When Broadly reached out to the U.S. Department of Health and Human Services to see why Rosa Maria has been denied follow-up doctor's visits and continues to be detained, we were sent this statement:
As a matter of policy, in order to protect the privacy and security of the unaccompanied alien children (UAC) referred to the U.S. Department of Health and Human Services (HHS), HHS does not identify individual UAC and will not comment on specific cases.
Rosa Maria still does not know the real reason why she's being held in the ORR child detention facility, nor that she faces deportation. Her mother says that the child is under the impression that she is in a medical facility to recover from surgery and that she'll be allowed to go home to her family.
According to Dr. Griffin, the absolute safest place for Rosa Maria to be right now is at home. "No facility would be the right facility except for being with her family in her home," she said. "None."
While they wait for the outcome of the ACLU lawsuit, Rosa Maria's family has applied to sponsor their child in yet another attempt to persuade the government to let them bring her home as soon as possible.
Update: On Friday November 3, Rosa Maria Hernandez's attorney at the ACLU Michael Tan informed Broadly that the ORR contacted Rosa Maria's immigration attorney Leticia Gonzalez on Friday morning to inform her that they did in fact take the child to her second follow-up appointment on the previous day, Thursday November 2. According to Attorney Tan, the ORR did not, however, inform Rosa Maria's family beforehand that they would be taking the child to the appointment.

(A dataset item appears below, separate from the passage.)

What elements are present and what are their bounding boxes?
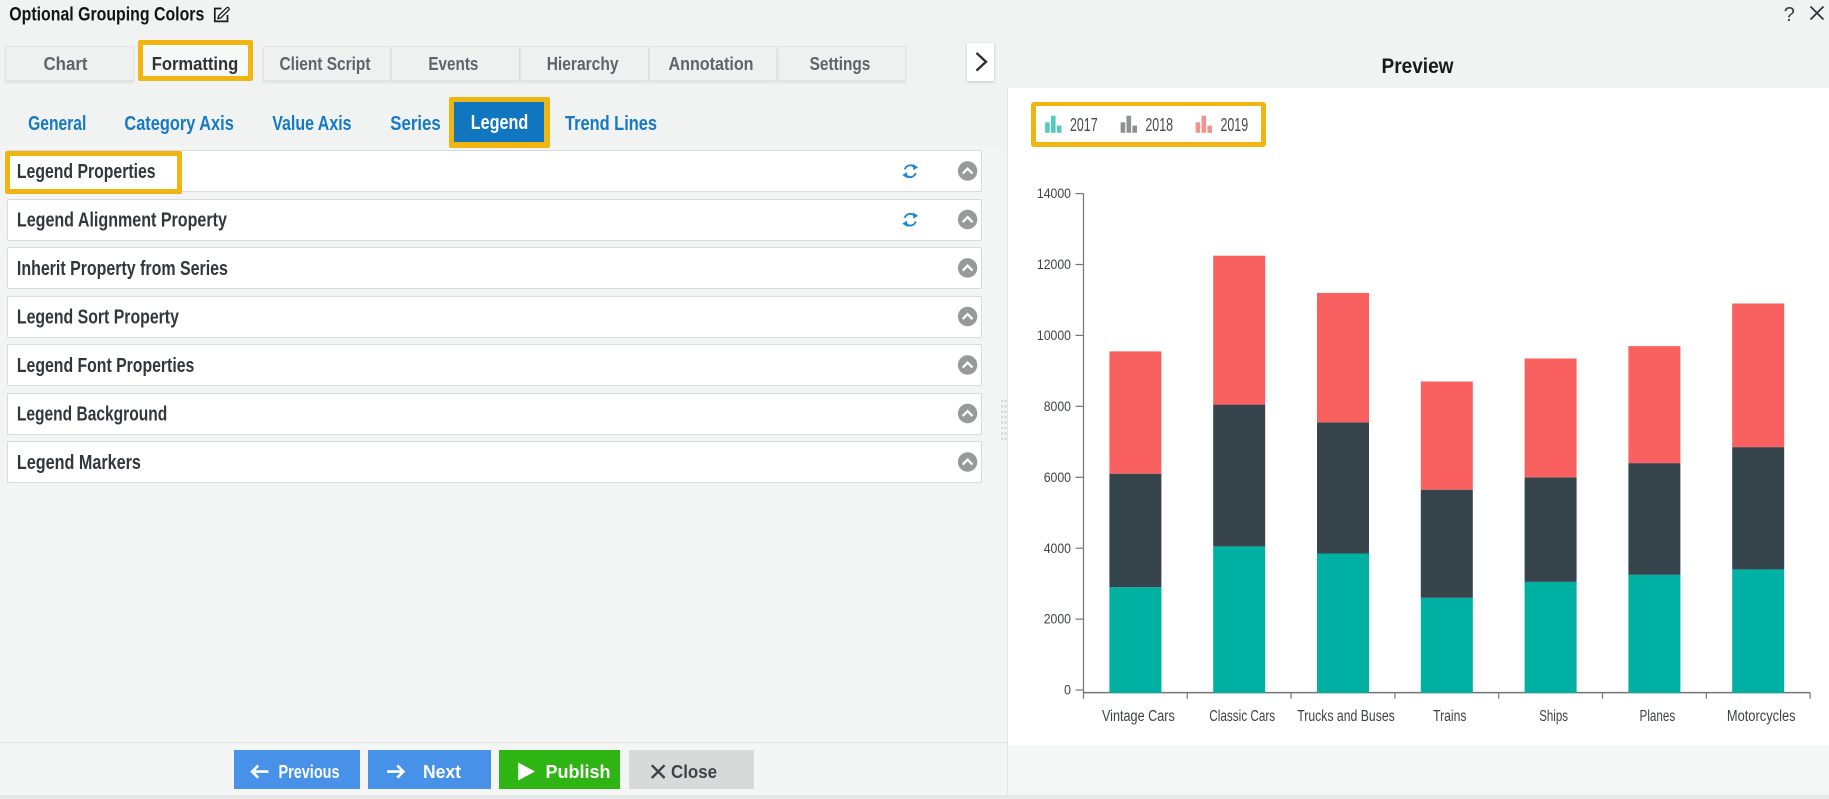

As a result, none of Rosa Maria's family members were present with the 10-year-old at the doctor's visit, despite multiple efforts by Attorney Gonzalez in the days prior to the appointment to find out whether or not the child would be taken to the doctor's visit. Further, until the ORR contacted Attorney Gonzalez, both Rosa Maria's family and lawyers were under the impression that the child had missed this appointment. Attorney Tan also confirmed that Rosa Maria did miss her first recommended follow-up visit which was supposed to take place last week, three days after the child received surgery.
We have reached out to the ORR to confirm this information, but have yet to hear back.
Correction: A previous version of this article incorrectly stated in the headline that ICE detained Rosa Maria Hernandez. It was the U.S. Customs and Border Protection (CBP) who initially detained the child. She was then passed to the Office of Refugee Resettlement (ORR), under which the child has been unable to receive her post-op doctor's visits. We regret the error.